By contrast, Hollande’s opinion poll nose-dive is not about personal animosity – he has kept up his image as a modest president – it’s his politics, specifically his way of doing politics, which is under attack. The Socialist leadership and government is seen as confused, accused by its opponents of amateurism and inaction. Even the leftwing daily Libération recently dubbed Hollande and his prime minister Jean-Marc Ayrault “The Apprentices”.

Ayrault, a former teacher who used to drive a VW campervan, was well liked at the start. Yet he has sunk even further than Hollande, to 34% approval ratings. A series of gaffes haven’t helped – notably when he suggested this week that he was open to debating the future of the Socialists’ cherished 35-hour week before hastily contradicting himself under pressure from the Elysée. Or when the government tweaked a planned increase in capital gains taxes after a revolt from young entrepreneurs calling themselves “The Pigeons” (slang for mug or sucker).

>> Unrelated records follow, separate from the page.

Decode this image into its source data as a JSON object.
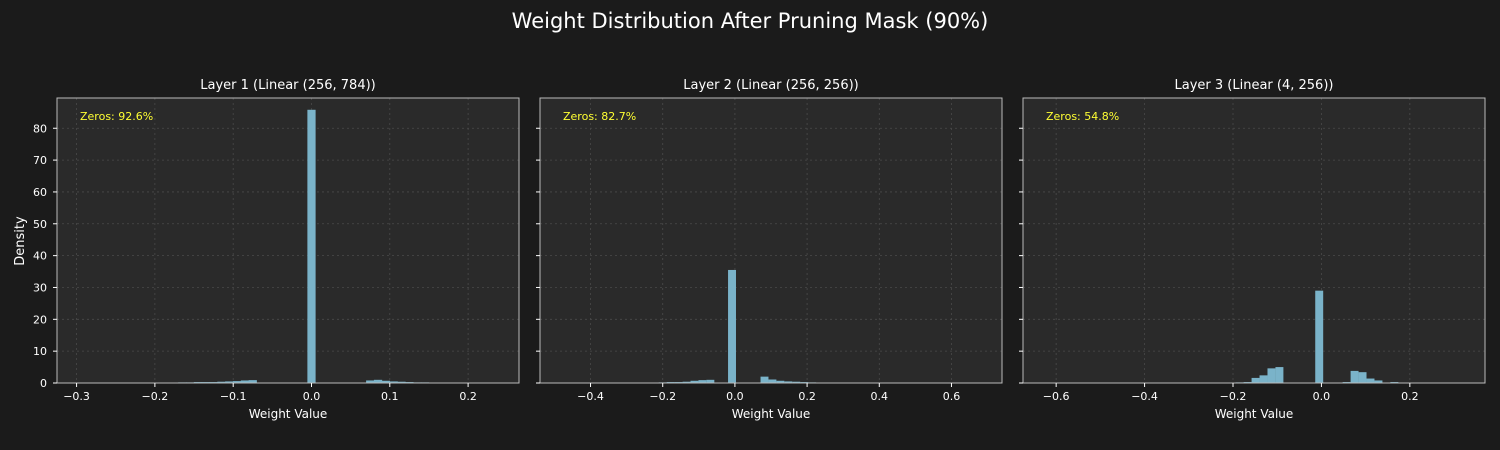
{
  "figure": {
    "title": "Weight Distribution After Pruning Mask (90%)",
    "ylabel": "Density"
  },
  "colors": {
    "background": "#1b1b1b",
    "axes_bg": "#2a2a2a",
    "bar": "#7ab3c9",
    "text": "#ffffff",
    "annotation": "#ffff33",
    "grid": "#4a4a4a",
    "spine": "#bbbbbb"
  },
  "chart_data": [
    {
      "type": "bar",
      "title": "Layer 1 (Linear (256, 784))",
      "xlabel": "Weight Value",
      "ylabel": "Density",
      "annotation": "Zeros: 92.6%",
      "xlim": [
        -0.325,
        0.265
      ],
      "ylim": [
        0,
        89.5
      ],
      "xticks": [
        -0.3,
        -0.2,
        -0.1,
        0.0,
        0.1,
        0.2
      ],
      "xtick_labels": [
        "−0.3",
        "−0.2",
        "−0.1",
        "0.0",
        "0.1",
        "0.2"
      ],
      "yticks": [
        0,
        10,
        20,
        30,
        40,
        50,
        60,
        70,
        80
      ],
      "ytick_labels": [
        "0",
        "10",
        "20",
        "30",
        "40",
        "50",
        "60",
        "70",
        "80"
      ],
      "grid": true,
      "bin_width": 0.0105,
      "bins": [
        {
          "x": -0.165,
          "y": 0.2
        },
        {
          "x": -0.155,
          "y": 0.2
        },
        {
          "x": -0.145,
          "y": 0.3
        },
        {
          "x": -0.135,
          "y": 0.3
        },
        {
          "x": -0.125,
          "y": 0.3
        },
        {
          "x": -0.115,
          "y": 0.4
        },
        {
          "x": -0.105,
          "y": 0.5
        },
        {
          "x": -0.095,
          "y": 0.6
        },
        {
          "x": -0.085,
          "y": 0.8
        },
        {
          "x": -0.075,
          "y": 0.9
        },
        {
          "x": 0.0,
          "y": 85.8
        },
        {
          "x": 0.075,
          "y": 0.8
        },
        {
          "x": 0.085,
          "y": 1.0
        },
        {
          "x": 0.095,
          "y": 0.7
        },
        {
          "x": 0.105,
          "y": 0.5
        },
        {
          "x": 0.115,
          "y": 0.4
        },
        {
          "x": 0.125,
          "y": 0.3
        },
        {
          "x": 0.135,
          "y": 0.2
        },
        {
          "x": 0.145,
          "y": 0.2
        }
      ]
    },
    {
      "type": "bar",
      "title": "Layer 2 (Linear (256, 256))",
      "xlabel": "Weight Value",
      "annotation": "Zeros: 82.7%",
      "xlim": [
        -0.54,
        0.74
      ],
      "ylim": [
        0,
        89.5
      ],
      "xticks": [
        -0.4,
        -0.2,
        0.0,
        0.2,
        0.4,
        0.6
      ],
      "xtick_labels": [
        "−0.4",
        "−0.2",
        "0.0",
        "0.2",
        "0.4",
        "0.6"
      ],
      "yticks": [
        0,
        10,
        20,
        30,
        40,
        50,
        60,
        70,
        80
      ],
      "grid": true,
      "bin_width": 0.022,
      "bins": [
        {
          "x": -0.2,
          "y": 0.2
        },
        {
          "x": -0.178,
          "y": 0.3
        },
        {
          "x": -0.156,
          "y": 0.3
        },
        {
          "x": -0.134,
          "y": 0.4
        },
        {
          "x": -0.112,
          "y": 0.7
        },
        {
          "x": -0.09,
          "y": 0.9
        },
        {
          "x": -0.068,
          "y": 1.0
        },
        {
          "x": -0.008,
          "y": 35.5
        },
        {
          "x": 0.082,
          "y": 2.0
        },
        {
          "x": 0.104,
          "y": 1.1
        },
        {
          "x": 0.126,
          "y": 0.7
        },
        {
          "x": 0.148,
          "y": 0.5
        },
        {
          "x": 0.17,
          "y": 0.4
        },
        {
          "x": 0.192,
          "y": 0.3
        },
        {
          "x": 0.214,
          "y": 0.2
        },
        {
          "x": 0.236,
          "y": 0.1
        }
      ]
    },
    {
      "type": "bar",
      "title": "Layer 3 (Linear (4, 256))",
      "xlabel": "Weight Value",
      "annotation": "Zeros: 54.8%",
      "xlim": [
        -0.675,
        0.37
      ],
      "ylim": [
        0,
        89.5
      ],
      "xticks": [
        -0.6,
        -0.4,
        -0.2,
        0.0,
        0.2
      ],
      "xtick_labels": [
        "−0.6",
        "−0.4",
        "−0.2",
        "0.0",
        "0.2"
      ],
      "yticks": [
        0,
        10,
        20,
        30,
        40,
        50,
        60,
        70,
        80
      ],
      "grid": true,
      "bin_width": 0.018,
      "bins": [
        {
          "x": -0.185,
          "y": 0.2
        },
        {
          "x": -0.167,
          "y": 0.3
        },
        {
          "x": -0.149,
          "y": 1.6
        },
        {
          "x": -0.131,
          "y": 2.4
        },
        {
          "x": -0.113,
          "y": 4.6
        },
        {
          "x": -0.095,
          "y": 5.0
        },
        {
          "x": -0.005,
          "y": 29.0
        },
        {
          "x": 0.057,
          "y": 0.3
        },
        {
          "x": 0.075,
          "y": 3.8
        },
        {
          "x": 0.093,
          "y": 3.4
        },
        {
          "x": 0.111,
          "y": 1.4
        },
        {
          "x": 0.129,
          "y": 0.8
        },
        {
          "x": 0.165,
          "y": 0.3
        }
      ]
    }
  ]
}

All this created a public perception that the government thought problems needed to be solved, but wasn’t sure which ones, or how to do it.

Hollande and Ayrault are pushing through France’s harshest budget for 30 years – and despite telling voters that nine out of 10 of them wouldn’t feel the pinch of higher taxes aimed mostly at the rich and big business, public opinion clearly does fear it will feel the pain.

Hollande is forced to respect EU demands to cut the French deficit. But he must also persuade voters he has his own ideas. The old cliche of France being a country impossible to reform has given way to a searching quest for real structural solutions to rising unemployment, dying industry, low competitiveness, stuttering growth and the threat of recession.

Hollande favours slow, gradual “negotiation” in contrast to what he calls the “brutality” and headline-grabbing of the Sarkozy era. He has said there will be no “shock treatment” for Paris’s uncompetitive economy, despite an impatient Germany fearing France is the next sick man of Europe, but instead a slow, five-year-long approach. But his consensual approach has been construed in the public eye as inaction. To the point where Le Monde asked in a headline this week: “Has Hollande underestimated the crisis?”

Hollande stood firm in Le Monde, saying he was acutely aware of the trouble facing France and was confident that there would be an economic up-turn. “To exercise power nowadays is very hard. There is no longer any leniency, any respect. But I knew that,” he said.